Looking back on that now I think of my earlier self as laughably naive. Shortly afterwards one of my best friends (and the only one I can claim in any way to have had an influence on his conversion to Christianity) decided to return to the Catholic Church he'd been raised in (and had pretty fully rejected when I'd first met him in high school), and that--along with my own rediscovery of liturgy--caused me to begin a serious investigation of Catholicism. Some time later I was prompted to do some reading on the Orthodox church, and eventually at seminary I had to take a few courses in Church History (which my wife now teaches). Despite various frustrations with the Episcopal Church and Anglicanism in general, and despite seeing many of my friends from seminary depart for either Rome or Constantinople, I've never felt the need to move any further up the ecclesial family tree (or down towards the roots?) than Anglicanism, but I appreciate what I have and can learn from other traditions and their followers. As former Archbishop of Canterbury Michael Ramsey said (in a quote I read a couple days ago):
From the deeds of Jesus in the flesh, there springs a society which is one in its continuous life. Many kinds of fellowship in diverse places and manners are created by the Spirit of Jesus, but they all depend upon the one life. Thus each group of Christians will learn its utter dependence upon the whole Body.
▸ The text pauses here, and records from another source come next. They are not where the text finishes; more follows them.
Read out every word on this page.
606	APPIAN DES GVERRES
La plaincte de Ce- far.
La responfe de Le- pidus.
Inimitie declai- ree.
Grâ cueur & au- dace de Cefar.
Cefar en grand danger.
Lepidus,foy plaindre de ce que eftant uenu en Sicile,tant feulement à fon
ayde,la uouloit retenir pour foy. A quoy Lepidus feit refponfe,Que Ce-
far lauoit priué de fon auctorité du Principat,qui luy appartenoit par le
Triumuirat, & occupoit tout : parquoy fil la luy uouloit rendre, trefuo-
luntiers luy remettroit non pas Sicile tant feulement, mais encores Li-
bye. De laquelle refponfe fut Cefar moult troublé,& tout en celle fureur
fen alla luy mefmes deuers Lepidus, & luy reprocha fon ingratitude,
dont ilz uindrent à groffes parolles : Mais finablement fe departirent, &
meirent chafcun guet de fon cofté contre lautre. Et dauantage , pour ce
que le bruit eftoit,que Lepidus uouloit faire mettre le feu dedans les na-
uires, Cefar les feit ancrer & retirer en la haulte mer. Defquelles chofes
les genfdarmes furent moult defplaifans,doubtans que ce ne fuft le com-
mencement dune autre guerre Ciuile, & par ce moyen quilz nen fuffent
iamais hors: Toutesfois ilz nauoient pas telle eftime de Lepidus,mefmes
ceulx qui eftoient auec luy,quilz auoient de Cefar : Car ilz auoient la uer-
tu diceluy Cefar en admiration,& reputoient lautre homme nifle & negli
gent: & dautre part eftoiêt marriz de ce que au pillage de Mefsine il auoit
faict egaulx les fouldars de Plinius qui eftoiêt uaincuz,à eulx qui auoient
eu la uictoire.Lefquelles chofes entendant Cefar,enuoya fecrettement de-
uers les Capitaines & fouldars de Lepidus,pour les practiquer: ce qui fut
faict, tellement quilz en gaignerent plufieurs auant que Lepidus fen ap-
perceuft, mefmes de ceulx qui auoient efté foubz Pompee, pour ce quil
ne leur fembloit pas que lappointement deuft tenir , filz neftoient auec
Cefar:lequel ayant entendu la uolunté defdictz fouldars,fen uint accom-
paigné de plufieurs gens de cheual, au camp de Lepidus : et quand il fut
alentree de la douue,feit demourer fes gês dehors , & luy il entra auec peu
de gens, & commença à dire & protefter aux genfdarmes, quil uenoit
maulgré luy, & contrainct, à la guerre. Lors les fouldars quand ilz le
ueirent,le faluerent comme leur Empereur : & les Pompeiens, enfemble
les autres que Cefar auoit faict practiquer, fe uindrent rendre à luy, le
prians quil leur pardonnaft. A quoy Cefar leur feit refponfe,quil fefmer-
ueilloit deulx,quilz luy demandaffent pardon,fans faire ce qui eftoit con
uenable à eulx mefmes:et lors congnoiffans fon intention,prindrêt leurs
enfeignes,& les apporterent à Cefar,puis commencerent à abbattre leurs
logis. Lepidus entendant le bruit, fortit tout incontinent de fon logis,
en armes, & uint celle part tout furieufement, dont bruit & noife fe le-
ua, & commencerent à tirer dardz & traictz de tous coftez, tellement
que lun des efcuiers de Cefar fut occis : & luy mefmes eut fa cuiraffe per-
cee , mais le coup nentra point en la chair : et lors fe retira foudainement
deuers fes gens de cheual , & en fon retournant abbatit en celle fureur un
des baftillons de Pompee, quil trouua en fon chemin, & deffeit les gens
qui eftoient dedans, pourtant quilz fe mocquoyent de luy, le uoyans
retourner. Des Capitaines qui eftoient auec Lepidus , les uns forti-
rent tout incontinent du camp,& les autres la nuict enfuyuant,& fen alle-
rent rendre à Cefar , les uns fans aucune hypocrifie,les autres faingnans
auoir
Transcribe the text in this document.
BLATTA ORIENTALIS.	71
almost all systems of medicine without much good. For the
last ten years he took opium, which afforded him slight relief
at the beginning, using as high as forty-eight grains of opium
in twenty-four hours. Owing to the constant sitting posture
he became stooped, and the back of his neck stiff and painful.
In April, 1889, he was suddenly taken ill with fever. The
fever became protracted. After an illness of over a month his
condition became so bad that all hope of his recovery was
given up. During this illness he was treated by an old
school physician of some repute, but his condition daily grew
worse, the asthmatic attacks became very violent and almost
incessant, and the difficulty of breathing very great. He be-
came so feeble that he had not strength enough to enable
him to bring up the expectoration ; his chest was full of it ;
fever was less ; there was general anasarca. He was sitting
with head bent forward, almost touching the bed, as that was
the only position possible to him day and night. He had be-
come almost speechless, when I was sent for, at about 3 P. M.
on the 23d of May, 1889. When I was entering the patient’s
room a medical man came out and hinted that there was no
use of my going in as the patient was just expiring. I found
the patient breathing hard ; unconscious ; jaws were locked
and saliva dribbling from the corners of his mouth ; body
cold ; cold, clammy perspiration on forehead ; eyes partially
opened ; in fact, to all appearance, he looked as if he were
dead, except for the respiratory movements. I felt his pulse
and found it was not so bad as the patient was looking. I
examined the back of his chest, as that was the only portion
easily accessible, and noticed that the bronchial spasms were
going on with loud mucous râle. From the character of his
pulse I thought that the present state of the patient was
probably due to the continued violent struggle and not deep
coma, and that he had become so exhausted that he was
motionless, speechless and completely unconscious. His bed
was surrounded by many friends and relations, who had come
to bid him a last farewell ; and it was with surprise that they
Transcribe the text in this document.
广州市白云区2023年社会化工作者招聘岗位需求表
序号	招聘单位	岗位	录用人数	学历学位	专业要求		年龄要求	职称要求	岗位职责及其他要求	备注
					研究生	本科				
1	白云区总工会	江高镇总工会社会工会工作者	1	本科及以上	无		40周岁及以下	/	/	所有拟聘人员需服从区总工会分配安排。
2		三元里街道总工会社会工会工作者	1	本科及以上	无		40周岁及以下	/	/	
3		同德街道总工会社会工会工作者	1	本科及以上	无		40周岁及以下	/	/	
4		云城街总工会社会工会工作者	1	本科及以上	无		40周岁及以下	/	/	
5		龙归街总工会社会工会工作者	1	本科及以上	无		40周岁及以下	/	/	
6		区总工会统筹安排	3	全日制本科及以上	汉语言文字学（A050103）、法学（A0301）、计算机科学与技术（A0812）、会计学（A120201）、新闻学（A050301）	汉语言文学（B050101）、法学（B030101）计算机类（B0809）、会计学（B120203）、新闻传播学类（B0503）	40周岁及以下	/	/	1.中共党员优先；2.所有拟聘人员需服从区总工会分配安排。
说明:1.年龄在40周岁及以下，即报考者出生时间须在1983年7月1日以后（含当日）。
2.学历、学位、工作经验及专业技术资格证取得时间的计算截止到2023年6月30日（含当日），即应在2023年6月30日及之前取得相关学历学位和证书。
It will indeed be aware of its own immediate union with Christ, but it will see this experience as a part of the one life of the one family in every age and place.
--quoted from The Gospel and the Catholic Church (Eugene, OR: Wipf & Stock (1936/1990), 43-44.
All of that to say, I watched the Pope's sermon on Christmas Eve, and found it quite moving. Though, with an introduction this long, I now will have to wait for a future post to comment on what he had to say.